- Lightmaster as depicted in Superior Spider-Man Team-Up #5 (October 2013). Art by Marco Checchetto (penciller/inker), Rachelle Rosenberg (colorist), and Joe Caramagna (letterer).

Publication information
- Publisher: Marvel Comics
- First appearance: Peter Parker, the Spectacular Spider-Man #3 (Feb. 1977)
- Created by: Jim Shooter Sal Buscema

In-story information
- Alter ego: Dr. Edward Lansky
- Team affiliations: Masters of Evil One World Church Empire State University
- Abilities: Power suit grants: Light manipulation Flight Construct generation

= Lightmaster =

Lightmaster (Edward Lansky) is a supervillain appearing in American comic books published by Marvel Comics.

==Publication history==

Lightmaster first appeared in Peter Parker, the Spectacular Spider-Man #3 and was created by Jim Shooter and Sal Buscema.

==Fictional character biography==
Edward Lansky was born in New York City. He is a physics professor and vice-chancellor of Empire State University who turns to crime to prevent budget cuts that would have negatively affected the university. As the Lightmaster, Lansky employs Kraven the Hunter and Tarantula to help him kidnap several government officials who had initiated the budget cuts. The three are defeated by Spider-Man, who foils the plot and electrifies Lightmaster's suit.

Spider-Man electrocuting him inadvertently transforms Lightmaster into a being made of unstable energy who is dependent on constant exposure to light to survive. Seeking revenge on Spider-Man, Lightmaster accidentally causes a blackout in New York City and disappears into another dimension. Lightmaster eventually restores his body by harnessing Quasar's quantum bands, despite Spider-Man's interference.
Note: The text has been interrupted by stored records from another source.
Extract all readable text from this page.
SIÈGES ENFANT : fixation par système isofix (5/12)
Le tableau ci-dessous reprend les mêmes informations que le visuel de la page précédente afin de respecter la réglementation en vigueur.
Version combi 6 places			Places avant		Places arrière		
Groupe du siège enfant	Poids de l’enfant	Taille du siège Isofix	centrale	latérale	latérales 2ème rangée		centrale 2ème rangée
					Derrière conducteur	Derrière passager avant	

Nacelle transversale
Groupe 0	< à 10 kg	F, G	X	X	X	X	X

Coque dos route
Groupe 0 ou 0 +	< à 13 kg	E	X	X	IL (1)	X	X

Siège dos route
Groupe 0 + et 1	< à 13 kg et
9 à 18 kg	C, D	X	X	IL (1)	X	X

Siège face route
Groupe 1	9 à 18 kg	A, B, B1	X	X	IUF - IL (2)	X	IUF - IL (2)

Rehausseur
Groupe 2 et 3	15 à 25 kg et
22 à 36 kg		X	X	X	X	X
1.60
Lightmaster is hired by the One World Church to distribute the Façade Virus, which the OWC intends to use to turn everyone blue and thus eliminate racial divides. Cable subverts his control and instead turns everyone pink for two days before disabling the virus.
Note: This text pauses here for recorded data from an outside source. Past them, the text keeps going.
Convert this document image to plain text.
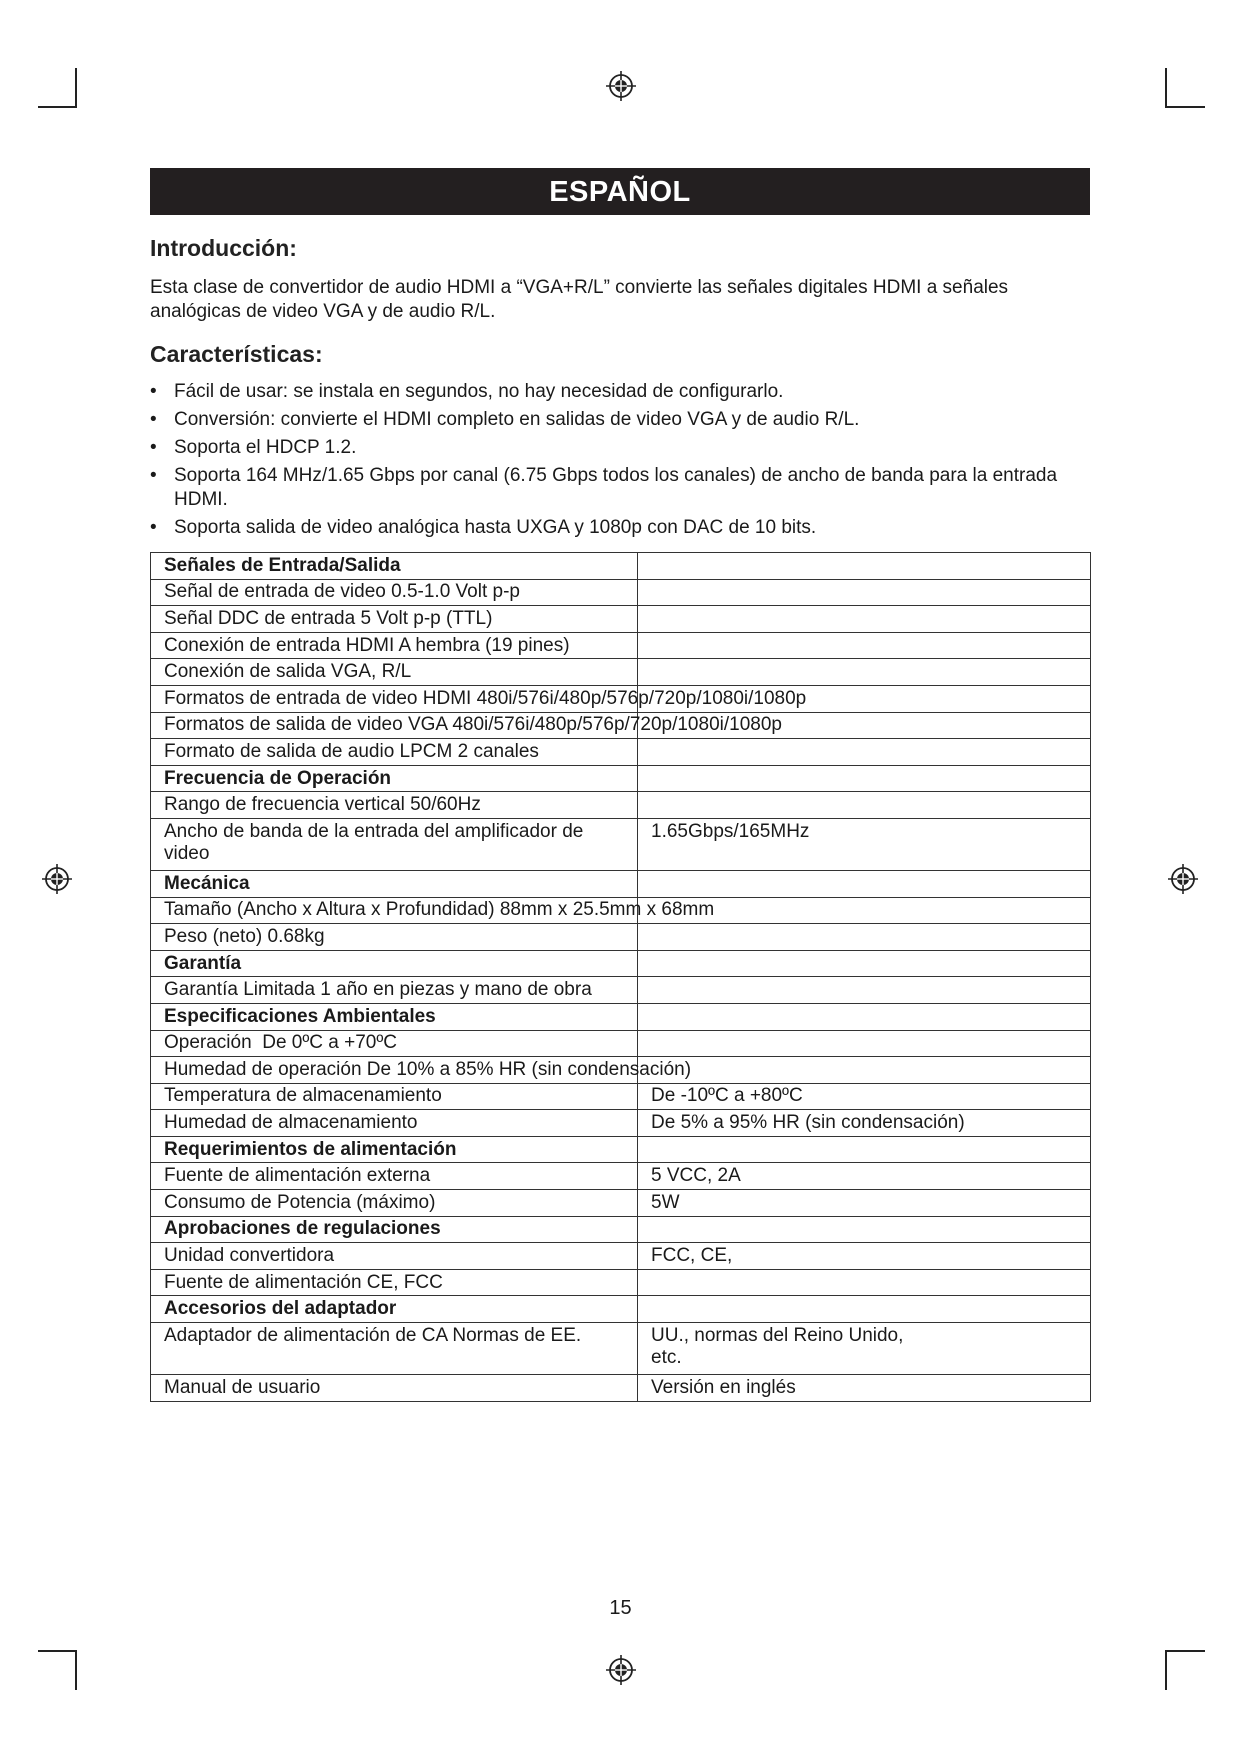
ESPAÑOL
Introducción:
Esta clase de convertidor de audio HDMI a “VGA+R/L” convierte las señales digitales HDMI a señales analógicas de video VGA y de audio R/L.
Características:
• Fácil de usar: se instala en segundos, no hay necesidad de configurarlo.
• Conversión: convierte el HDMI completo en salidas de video VGA y de audio R/L.
• Soporta el HDCP 1.2.
• Soporta 164 MHz/1.65 Gbps por canal (6.75 Gbps todos los canales) de ancho de banda para la entrada HDMI.
• Soporta salida de video analógica hasta UXGA y 1080p con DAC de 10 bits.
Señales de Entrada/Salida	
Señal de entrada de video 0.5-1.0 Volt p-p	
Señal DDC de entrada 5 Volt p-p (TTL)	
Conexión de entrada HDMI A hembra (19 pines)	
Conexión de salida VGA, R/L	

Formatos de entrada de video HDMI 480i/576i/480p/576p/720p/1080i/1080p	

Formatos de salida de video VGA 480i/576i/480p/576p/720p/1080i/1080p	

Formato de salida de audio LPCM 2 canales	
Frecuencia de Operación	
Rango de frecuencia vertical 50/60Hz	
Ancho de banda de la entrada del amplificador de video	1.65Gbps/165MHz
Mecánica	

Tamaño (Ancho x Altura x Profundidad) 88mm x 25.5mm x 68mm	

Peso (neto) 0.68kg	
Garantía	

Garantía Limitada 1 año en piezas y mano de obra	

Especificaciones Ambientales	
Operación  De 0ºC a +70ºC	

Humedad de operación De 10% a 85% HR (sin condensación)	

Temperatura de almacenamiento	De -10ºC a +80ºC
Humedad de almacenamiento	De 5% a 95% HR (sin condensación)
Requerimientos de alimentación	
Fuente de alimentación externa	5 VCC, 2A
Consumo de Potencia (máximo)	5W
Aprobaciones de regulaciones	
Unidad convertidora	FCC, CE,
Fuente de alimentación CE, FCC	
Accesorios del adaptador	
Adaptador de alimentación de CA Normas de EE.	UU., normas del Reino Unido, etc.
Manual de usuario	Versión en inglés
15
During the Secret Invasion storyline, Lightmaster appears as member of Hood's crime syndicate and attacks a Skrull force. He accompanies Hood in attacking Mister Negative after he refuses to relinquish control of Chinatown's criminal operations.
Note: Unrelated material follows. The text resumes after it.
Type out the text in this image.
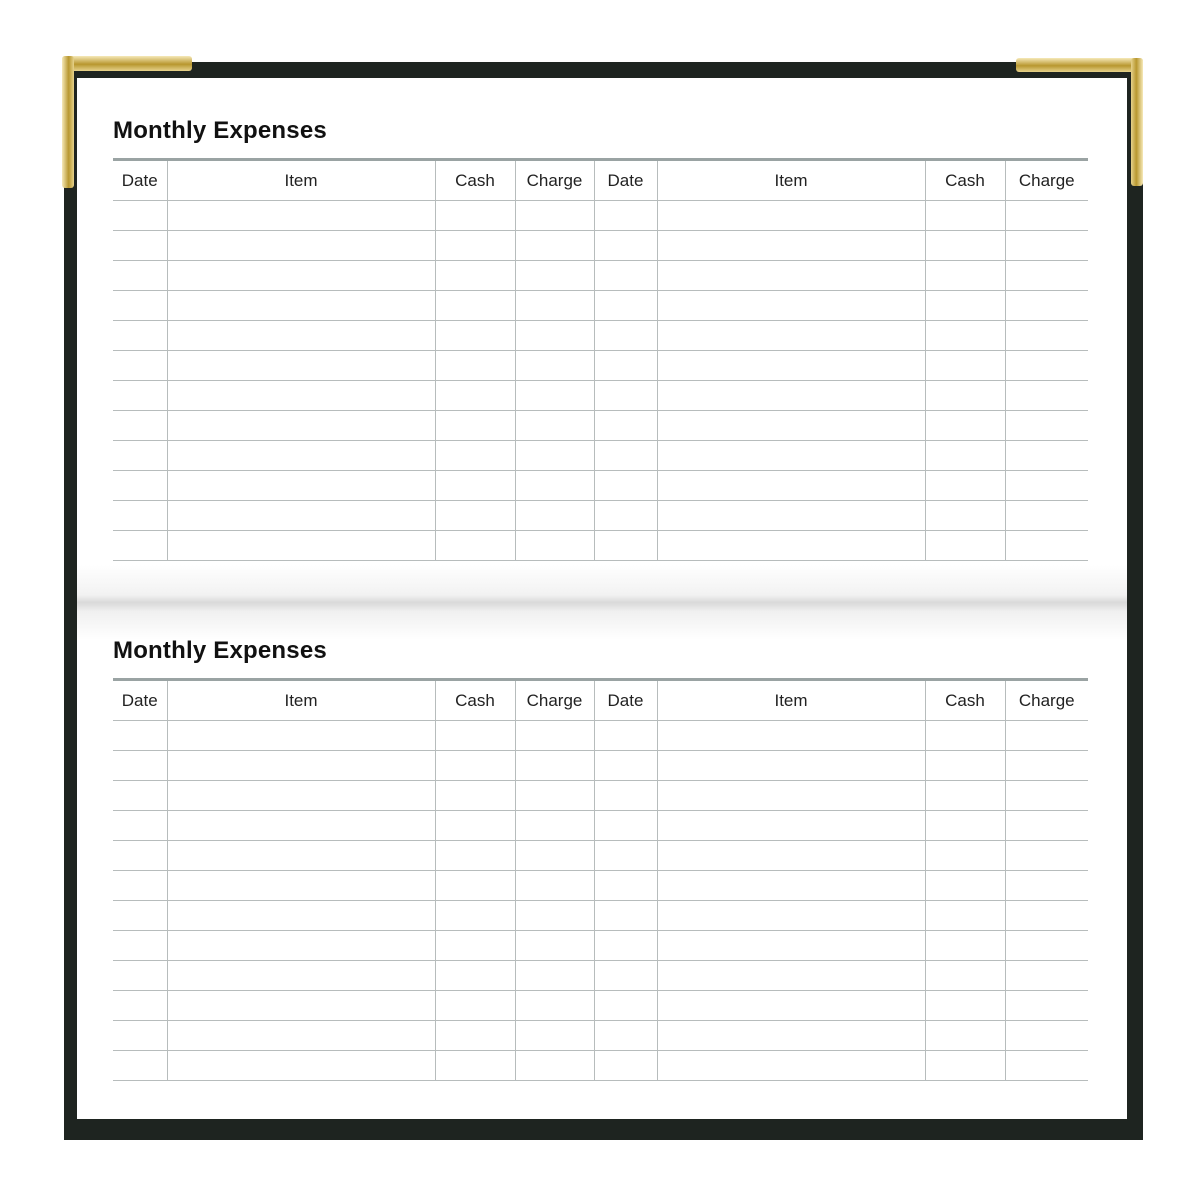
Monthly Expenses
Date	Item	Cash	Charge	Date	Item	Cash	Charge

Monthly Expenses
Date	Item	Cash	Charge	Date	Item	Cash	Charge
Lightmaster later teams up with the Wrecking Crew to target Alchemax's latest device, which would be able to sync with Lightmaster's powers. He and the Wrecking Crew encounter Superior Spider-Man (Doctor Octopus' mind in Spider-Man's body) and the Superior Six. Lightmaster receives help from Absorbing Man, Blackout, Mister Hyde, Titania, and Whirlwind to fight Superior Spider-Man and the Superior Six as an incarnation of the Masters of Evil. Additionally, it is revealed that Lightmaster is the father of Sun Girl (Selah Burke).

==Powers and abilities==
Edward Lansky created a unique special body suit with a padded inner lining, a power armor suit which utilized "gravity-pump circuitry" to allow him to manipulate photons for a variety of effects. With it, he could fly; emit blinding flashes of light; create semi-solid, low-mass constructs; create concussive beams of force; or create brass knuckles to increase the power of his punches. The suit could absorb fairly large amounts of electrical energy without damaging the wearer. A sufficient amount of energy caused the circuitry to overload and converted Lansky's body into unstable living energy.

Lansky is skilled in the field of physics with a gifted intellect, and has a Ph.D. in physics.